И, завернув в цветастую полу
дитя с чертами выродка-сатира,
сидела на заплеванном полу
любовь, что движет солнце и светила.
КТО У НАС ДЕЛАЕТ ЛИТЕРАТУРУ
Уцелевшие двадцатых,
обреченные тридцатых,
перемолотые сороковых,
задушенные пятидесятых,
надеющиеся шестидесятых,
исковерканные семидесятых,
разобщенные восьмидесятых,
нищие девяностых -
уцелевшие, обреченные, перемолотые,
задушенные, надеющиеся, исковерканные,
разобщенные, нищие…
* * *
Как начинался русский футуризм?
Вот Лиля Брик когда-то написала
о сестрах Синяковых. Пять сестер -
девицы эксцентричные - в хитонах,
с распущенными вечно волосами
гуляли по украинскому лесу,
пугая всю округу… Пастернак
влюблен был в Надю, а Давид Бурлюк -
в Марию, в каждую из пятерых -
поочередно - Хлебников, Асеев
женился на Оксане… Так возник,
как весело писала Лиля Брик,
в их доме футуризм.
Начало века,
приманивая, было втихомолку
греховно, и за ширмою течений,
литературных школ и живописных,
стояла обнаженная царица
и свой вершила легковесный суд.
Так распадался символизм.
Метался
ревнивый Белый.

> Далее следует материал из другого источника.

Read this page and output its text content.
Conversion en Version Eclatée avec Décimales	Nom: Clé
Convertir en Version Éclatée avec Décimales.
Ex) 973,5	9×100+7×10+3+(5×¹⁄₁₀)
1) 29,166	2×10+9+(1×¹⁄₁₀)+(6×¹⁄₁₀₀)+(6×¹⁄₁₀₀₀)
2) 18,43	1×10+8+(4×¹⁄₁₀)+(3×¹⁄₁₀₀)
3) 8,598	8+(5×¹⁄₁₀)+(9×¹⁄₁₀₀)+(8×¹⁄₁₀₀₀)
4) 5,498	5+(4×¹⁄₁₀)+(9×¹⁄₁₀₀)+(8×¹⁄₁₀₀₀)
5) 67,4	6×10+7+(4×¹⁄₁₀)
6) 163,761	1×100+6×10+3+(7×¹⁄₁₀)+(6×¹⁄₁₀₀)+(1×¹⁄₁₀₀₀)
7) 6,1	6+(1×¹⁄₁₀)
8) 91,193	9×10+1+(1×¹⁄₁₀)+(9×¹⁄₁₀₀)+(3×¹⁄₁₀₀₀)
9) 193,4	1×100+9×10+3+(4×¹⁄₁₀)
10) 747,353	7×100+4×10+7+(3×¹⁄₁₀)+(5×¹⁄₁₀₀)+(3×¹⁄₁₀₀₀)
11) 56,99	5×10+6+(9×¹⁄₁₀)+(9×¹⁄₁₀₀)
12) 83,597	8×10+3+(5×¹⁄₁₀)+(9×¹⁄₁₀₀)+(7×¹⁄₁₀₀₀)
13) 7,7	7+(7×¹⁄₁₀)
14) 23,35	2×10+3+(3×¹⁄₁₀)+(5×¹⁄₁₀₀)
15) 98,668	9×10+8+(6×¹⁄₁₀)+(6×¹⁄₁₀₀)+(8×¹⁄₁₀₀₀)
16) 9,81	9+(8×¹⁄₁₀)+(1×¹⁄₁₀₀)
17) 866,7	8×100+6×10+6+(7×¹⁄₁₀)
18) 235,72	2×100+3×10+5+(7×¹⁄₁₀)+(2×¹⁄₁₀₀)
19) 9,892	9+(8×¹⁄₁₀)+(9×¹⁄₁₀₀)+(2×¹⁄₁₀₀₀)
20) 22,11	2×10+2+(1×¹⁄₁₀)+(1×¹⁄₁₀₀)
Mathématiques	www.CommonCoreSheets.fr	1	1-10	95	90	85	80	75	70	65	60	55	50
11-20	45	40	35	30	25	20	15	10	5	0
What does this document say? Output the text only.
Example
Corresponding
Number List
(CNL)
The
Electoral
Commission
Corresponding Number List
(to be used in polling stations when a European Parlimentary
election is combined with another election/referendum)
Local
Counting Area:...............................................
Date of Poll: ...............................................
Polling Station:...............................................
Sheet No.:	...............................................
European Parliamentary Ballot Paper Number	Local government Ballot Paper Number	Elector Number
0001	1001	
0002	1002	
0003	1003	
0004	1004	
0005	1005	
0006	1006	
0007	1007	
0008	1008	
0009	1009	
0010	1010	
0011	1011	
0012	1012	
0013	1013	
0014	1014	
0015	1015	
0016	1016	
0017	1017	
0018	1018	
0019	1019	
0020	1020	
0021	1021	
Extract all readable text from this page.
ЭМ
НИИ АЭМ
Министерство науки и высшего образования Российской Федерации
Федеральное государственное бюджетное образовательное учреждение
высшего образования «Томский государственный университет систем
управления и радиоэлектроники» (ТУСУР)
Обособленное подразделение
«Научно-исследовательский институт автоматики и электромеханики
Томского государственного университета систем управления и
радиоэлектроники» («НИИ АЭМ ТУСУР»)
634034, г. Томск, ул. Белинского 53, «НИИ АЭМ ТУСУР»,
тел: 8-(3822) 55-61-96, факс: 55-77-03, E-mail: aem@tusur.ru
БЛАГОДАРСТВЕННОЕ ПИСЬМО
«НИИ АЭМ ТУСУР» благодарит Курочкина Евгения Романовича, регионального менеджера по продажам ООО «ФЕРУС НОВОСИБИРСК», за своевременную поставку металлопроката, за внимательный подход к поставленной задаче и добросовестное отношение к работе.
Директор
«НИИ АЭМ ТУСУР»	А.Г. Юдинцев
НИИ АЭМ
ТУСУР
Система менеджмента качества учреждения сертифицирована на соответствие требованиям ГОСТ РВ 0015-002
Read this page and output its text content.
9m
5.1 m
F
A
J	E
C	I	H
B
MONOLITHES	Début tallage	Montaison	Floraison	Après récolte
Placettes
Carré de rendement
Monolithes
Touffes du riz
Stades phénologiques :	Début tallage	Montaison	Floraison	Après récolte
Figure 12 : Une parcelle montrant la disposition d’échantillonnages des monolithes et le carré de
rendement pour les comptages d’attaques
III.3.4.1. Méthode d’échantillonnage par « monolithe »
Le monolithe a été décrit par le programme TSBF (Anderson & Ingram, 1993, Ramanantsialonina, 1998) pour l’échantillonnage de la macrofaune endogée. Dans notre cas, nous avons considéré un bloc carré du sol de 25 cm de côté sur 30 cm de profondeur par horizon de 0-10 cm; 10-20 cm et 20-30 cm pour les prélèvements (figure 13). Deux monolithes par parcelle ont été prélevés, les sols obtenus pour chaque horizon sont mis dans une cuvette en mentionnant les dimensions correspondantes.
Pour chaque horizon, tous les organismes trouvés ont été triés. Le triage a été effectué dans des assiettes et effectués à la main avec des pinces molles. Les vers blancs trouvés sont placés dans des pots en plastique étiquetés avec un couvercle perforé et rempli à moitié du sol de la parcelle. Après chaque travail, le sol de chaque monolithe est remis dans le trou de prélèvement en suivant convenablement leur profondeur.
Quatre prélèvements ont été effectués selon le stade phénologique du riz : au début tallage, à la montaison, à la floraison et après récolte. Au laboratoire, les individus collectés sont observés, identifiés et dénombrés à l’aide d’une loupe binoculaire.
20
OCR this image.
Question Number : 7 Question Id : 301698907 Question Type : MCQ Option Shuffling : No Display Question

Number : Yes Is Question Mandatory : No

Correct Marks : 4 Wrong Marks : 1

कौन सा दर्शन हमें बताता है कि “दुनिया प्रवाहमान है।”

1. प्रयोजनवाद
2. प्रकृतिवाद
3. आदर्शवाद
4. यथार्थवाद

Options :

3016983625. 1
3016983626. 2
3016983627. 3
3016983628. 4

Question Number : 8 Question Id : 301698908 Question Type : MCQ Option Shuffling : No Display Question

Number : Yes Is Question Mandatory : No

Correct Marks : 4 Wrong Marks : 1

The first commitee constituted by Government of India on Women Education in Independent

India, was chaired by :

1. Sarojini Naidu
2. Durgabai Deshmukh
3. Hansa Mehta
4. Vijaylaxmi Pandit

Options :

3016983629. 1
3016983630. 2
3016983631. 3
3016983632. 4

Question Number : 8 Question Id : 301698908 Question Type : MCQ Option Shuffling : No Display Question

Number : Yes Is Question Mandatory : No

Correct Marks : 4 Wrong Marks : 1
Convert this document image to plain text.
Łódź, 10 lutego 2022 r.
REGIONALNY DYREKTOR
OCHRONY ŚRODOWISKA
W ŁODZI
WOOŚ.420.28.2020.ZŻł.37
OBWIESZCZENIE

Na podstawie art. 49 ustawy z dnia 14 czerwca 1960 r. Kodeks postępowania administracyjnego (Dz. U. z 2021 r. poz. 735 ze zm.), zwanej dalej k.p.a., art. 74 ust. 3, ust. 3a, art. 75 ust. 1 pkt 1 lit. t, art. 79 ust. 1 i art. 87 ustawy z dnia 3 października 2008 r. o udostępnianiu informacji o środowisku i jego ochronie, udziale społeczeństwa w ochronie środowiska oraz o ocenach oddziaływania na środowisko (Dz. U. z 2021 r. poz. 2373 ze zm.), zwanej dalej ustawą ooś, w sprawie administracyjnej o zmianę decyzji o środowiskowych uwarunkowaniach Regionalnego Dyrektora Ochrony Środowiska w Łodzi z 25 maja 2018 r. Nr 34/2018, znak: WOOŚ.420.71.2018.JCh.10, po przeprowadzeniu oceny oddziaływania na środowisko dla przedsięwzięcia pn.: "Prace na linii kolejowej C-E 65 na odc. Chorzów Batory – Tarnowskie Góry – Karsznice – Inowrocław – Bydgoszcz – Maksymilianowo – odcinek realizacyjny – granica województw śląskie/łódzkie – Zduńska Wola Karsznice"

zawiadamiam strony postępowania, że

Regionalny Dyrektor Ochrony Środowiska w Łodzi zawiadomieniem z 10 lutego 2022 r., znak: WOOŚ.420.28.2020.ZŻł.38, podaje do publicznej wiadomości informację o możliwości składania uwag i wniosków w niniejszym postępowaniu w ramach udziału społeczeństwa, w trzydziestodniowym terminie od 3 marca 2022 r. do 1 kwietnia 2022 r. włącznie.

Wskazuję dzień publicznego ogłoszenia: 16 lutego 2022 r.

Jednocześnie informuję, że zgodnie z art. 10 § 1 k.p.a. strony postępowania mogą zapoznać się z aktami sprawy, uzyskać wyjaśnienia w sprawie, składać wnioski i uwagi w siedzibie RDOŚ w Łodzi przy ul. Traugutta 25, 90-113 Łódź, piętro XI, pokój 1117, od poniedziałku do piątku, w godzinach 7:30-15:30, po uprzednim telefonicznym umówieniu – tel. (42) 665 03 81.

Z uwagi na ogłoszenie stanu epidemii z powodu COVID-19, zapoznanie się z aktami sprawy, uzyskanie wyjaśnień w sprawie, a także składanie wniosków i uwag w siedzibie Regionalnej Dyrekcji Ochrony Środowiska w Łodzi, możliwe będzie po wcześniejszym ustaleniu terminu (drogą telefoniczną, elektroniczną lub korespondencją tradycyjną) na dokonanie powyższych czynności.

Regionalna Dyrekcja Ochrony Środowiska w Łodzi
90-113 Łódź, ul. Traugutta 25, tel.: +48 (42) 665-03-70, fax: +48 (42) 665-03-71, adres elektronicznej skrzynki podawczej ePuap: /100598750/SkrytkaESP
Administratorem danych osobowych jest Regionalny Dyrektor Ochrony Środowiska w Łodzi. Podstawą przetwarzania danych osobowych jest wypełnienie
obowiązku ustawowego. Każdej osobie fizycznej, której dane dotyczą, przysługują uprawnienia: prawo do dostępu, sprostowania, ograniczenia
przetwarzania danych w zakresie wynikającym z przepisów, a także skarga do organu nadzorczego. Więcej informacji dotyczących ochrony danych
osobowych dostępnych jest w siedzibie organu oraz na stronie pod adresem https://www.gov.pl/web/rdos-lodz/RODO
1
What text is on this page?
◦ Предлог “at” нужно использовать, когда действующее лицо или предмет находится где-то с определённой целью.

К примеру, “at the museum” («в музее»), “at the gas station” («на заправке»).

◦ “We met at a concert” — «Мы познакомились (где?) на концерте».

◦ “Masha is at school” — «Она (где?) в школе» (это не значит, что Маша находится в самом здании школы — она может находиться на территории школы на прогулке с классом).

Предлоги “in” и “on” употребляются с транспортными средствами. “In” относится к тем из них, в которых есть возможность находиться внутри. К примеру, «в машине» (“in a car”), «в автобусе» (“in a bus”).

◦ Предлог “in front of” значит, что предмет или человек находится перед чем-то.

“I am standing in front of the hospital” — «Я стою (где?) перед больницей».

Шел к дуэли Брюсов.
И, губы сжав, пророчествовал Блок…
А где же наши женщины, дружок?
Кто будет музе верною сестрой
и оживит безвыходное слово -
безмолвная крестьянка на Сенной
иль карлица, ведущая слепого?
В искусстве сходство каверзное есть
с изысканной и милой одалиской,
что дарит нам высокую болезнь,
смешав ее с постыдною и низкой.
* * *
Жил-был еврей рассеянный
во всей красе и силе.
Жил-был, как все, - рассеянный
почти по всей России.
Средь улиц и завалинок
жил при своем достатке:
на пятки вместо валенок
натягивал перчатки.
Бродил своей походкою
от Вятки до Анапы
порой со сковородкою,
надетой вместо шляпы.
В вагончике отцепленном
так сладко просыпаться!..
Теперь в золе и пепле нам
приходится копаться.
Всё выскоблено дочиста
и выгорело начисто -
осталось только творчество
по имени чудачество.
Чудачество! От мира ведь
куда ему деваться?
В Чудетство эмигрировать
и загримироваться.
Кати в своем вагончике,
нелепый, бесполезный,
по лезвию, на кончике,
над этой страшной бездной.
Глядишь, и карта выпадет,
и вытянется фант…
Ну, что еще нам выпадет,
еврейский музыкант?
* * *
Я пошел на выставку Шагала,
чтобы встретить тех, кто не уехал.
Оказалось их не так уж мало:
были там Наташа, Юля, Алла,
были Рабинович и Хаймович,
Саша, Маша, Вова, доктор Пальчик.
Алла говорит: "Мы послезавтра".
Юля говорит: "Мы на подходе",
"Там нельзя, - откликнулась Наташа, -
там нельзя, но здесь невыносимо".
"В Раанане, - отвечает Саша, -
тут, у нас, всё очень даже можно:
можно жить, работать можно дружно".
"А у нас под Вашингтоном душно, -
Вова говорит, - и нет работы".
Маша возражает: "Здесь прелестней -
швабский воздух, пиво, черепица…"
Доктор, доктор, надо ль плакать, если
Диделя давно склевали птицы?
Рабинович сел на стул при входе -
он в летах, и у него одышка.
А Хаймович - тот совсем мальчишка,
правда, он в Освенциме задушен
и скользит, как облачко, вдоль зала.
Я пошел на выставку Шагала,
но тебя на выставке не встретил.
Только край оливкового платья
над зеленой крышей промелькнул.
ТРАКТАТ О РУССКИХ ЕВРЕЯХ
Марине Темкиной
1
Черта оседлости
отработала в каждом из них
черты усердности.
Повышенная ранимость,
благодаря заведомой картавости,
переросла в повышенную гонимость.
Еврейские страхи
зарифмовались и сделали явью
библейские строки.
А чувство долга
при постепенном исчезновении чувства локтя
превратилось в чувство морга.
2
Исходя из концептуальной теории перформанса,
русские евреи в конце двадцатого века
стали невольными участниками
невиданной инсталляции -
случайно раскиданные по всей земле,
крохотные очаги культуры,
ищущие и не находящие
самоидентификации.
3
Что до меня -
то я неприКаян и неприАвелен:
я неправилен.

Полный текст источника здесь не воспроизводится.